It's no secret that I dislike Malcolm Gladwell's books in general. He's a journalist, and writes books people think are pop-science – but only a bad example of a pretty universally terrible genre. His podcast, where he codes like a journalist, is actually pretty delightful – but people thinking he's got some novel insight into how society functions is... extremely dangerous territory.

One of the things that has entered the intellectual water supply is his "10,000-Hour Rule", where he says that, to achieve world-class skill, you have to engage in 10,000 hours of deliberate, studied practice. Of course, as the Wiki entry will tell you, the author of his only scholarly source for this says he was misrepresenting their research. It's not hard to see why: the whole idea is structured so that it can't possibly be true.

Consider Chess. It's one of the prototypical examples of this kind of "10,000-Hour"-ish behavior.

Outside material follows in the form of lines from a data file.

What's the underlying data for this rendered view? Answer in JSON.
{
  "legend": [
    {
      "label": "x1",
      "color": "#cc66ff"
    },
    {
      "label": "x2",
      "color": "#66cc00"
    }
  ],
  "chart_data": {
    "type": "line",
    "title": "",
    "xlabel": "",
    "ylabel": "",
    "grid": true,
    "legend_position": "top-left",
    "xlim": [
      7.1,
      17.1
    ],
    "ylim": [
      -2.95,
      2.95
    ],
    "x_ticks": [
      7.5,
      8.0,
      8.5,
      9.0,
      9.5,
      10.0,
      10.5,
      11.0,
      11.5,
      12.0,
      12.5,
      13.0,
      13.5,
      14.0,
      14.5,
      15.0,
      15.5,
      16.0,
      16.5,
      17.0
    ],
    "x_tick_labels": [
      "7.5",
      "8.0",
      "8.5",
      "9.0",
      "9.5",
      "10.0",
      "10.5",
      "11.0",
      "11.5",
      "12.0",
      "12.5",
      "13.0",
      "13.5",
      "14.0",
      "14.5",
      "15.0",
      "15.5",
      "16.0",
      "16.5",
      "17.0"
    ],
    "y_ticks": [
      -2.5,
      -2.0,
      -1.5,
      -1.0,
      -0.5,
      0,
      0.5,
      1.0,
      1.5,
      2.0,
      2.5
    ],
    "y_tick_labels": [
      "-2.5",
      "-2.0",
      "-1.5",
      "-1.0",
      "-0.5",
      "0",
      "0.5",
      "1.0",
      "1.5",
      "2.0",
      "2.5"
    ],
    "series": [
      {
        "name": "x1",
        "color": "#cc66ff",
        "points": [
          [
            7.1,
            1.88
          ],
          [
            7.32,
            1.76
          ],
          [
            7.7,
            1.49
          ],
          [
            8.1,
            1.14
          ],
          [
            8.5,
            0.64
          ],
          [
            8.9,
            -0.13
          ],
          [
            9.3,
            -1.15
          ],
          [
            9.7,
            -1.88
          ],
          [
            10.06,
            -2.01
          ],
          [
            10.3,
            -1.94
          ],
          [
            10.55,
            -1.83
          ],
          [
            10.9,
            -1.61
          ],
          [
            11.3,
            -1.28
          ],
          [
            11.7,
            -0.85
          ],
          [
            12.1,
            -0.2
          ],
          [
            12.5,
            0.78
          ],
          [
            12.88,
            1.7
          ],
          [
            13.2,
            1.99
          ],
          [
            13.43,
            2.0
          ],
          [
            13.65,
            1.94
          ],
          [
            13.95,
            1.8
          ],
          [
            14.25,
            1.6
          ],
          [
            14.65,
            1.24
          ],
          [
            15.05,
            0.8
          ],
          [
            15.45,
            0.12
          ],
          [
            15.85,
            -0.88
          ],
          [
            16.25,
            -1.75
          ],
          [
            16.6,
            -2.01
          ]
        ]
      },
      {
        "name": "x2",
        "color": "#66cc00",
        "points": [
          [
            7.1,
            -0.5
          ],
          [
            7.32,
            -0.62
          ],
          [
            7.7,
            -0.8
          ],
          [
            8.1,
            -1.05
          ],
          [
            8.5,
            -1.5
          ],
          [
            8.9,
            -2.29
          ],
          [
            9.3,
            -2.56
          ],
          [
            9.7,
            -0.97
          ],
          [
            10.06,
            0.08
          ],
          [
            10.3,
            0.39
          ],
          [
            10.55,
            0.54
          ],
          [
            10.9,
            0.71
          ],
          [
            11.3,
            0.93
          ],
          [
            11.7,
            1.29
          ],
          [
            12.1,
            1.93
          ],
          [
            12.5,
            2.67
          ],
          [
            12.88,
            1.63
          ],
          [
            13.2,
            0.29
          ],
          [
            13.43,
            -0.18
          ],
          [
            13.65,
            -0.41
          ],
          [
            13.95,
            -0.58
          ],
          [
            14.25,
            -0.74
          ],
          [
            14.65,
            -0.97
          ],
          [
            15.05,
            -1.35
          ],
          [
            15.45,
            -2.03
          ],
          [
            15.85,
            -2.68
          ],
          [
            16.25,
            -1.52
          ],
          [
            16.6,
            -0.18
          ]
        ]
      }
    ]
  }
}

But how could we possibly know that in advance? I'm going to list a number of board games, and you have to select the subset of them that take 10,000 hours of deliberate practice to master: Tic-Tac-Toe, Nim, Dot and Boxes, Battleship, Mancala, Connect 4, Stratego, Othello, Mahjong, Chess, Shogi, Go. Consider that some of those games have computer players that dominate all human players, even those who have tens of thousands of hours of experience, and therefore should probably be correctly understood as taking an unknown but much larger amount of time to get world class.

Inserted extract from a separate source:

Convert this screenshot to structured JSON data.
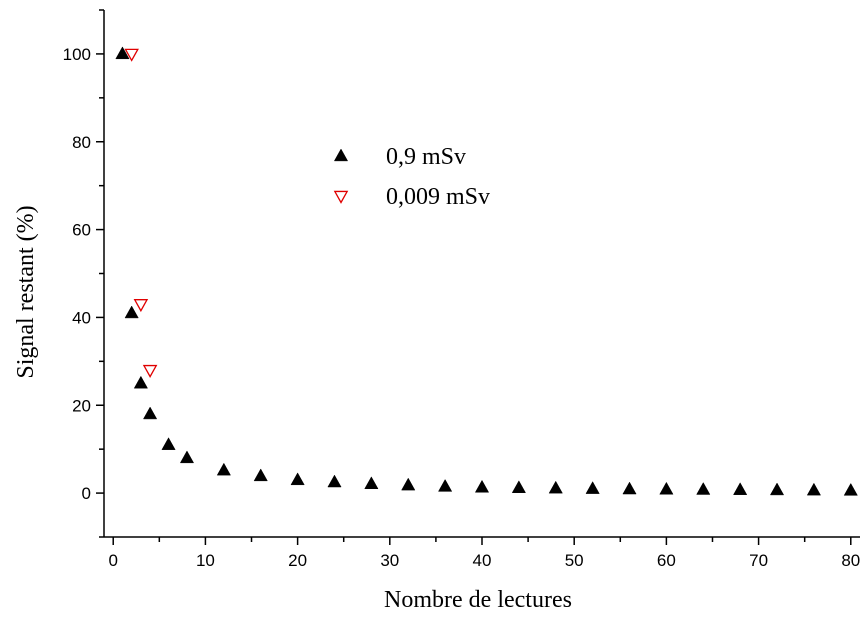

The thing is, "ten thousand hours" describes both the inherent difficulty of a task and the wider world of competition around it. If no one else competes at something, you might be able to train up and do well over a weekend – I strongly suspect this is how many skills-based Guinness World Records are set. And some things like Tic-Tac-Toe are so simple that complete mastery can be achieved well before you hit 10,000 hours (really, before you hit a single hour), no matter how competitive other people are.

Of course, most tasks aren't competitive at all, really. There's no incentive to get much better than pretty good at most professional tasks, due to the structure of modern employment, and we should expect almost no one to have done so. Deliberate practice is all well and good, but choosing to either practice deliberately or just get the job done... has a tendency to shift focus away from skill-building, past a point. You'll bump into more diverse scenarios, and pick up more experience, but in an increasingly specialized world, we'd anticipate the breadth of experience that time gives you to narrow over generations.

At the end of the day, practice does help, obviously. And some ways of practicing totally suck, and shouldn't take up our time. But a focus on hours is distracting, and "world-class skill" isn't a cross-domain idea. The whole idea makes so little sense it couldn't possibly be true, and yet the idea hasn't gone away. It's still out there, being strange and misleading, despite nobody really sticking up for it.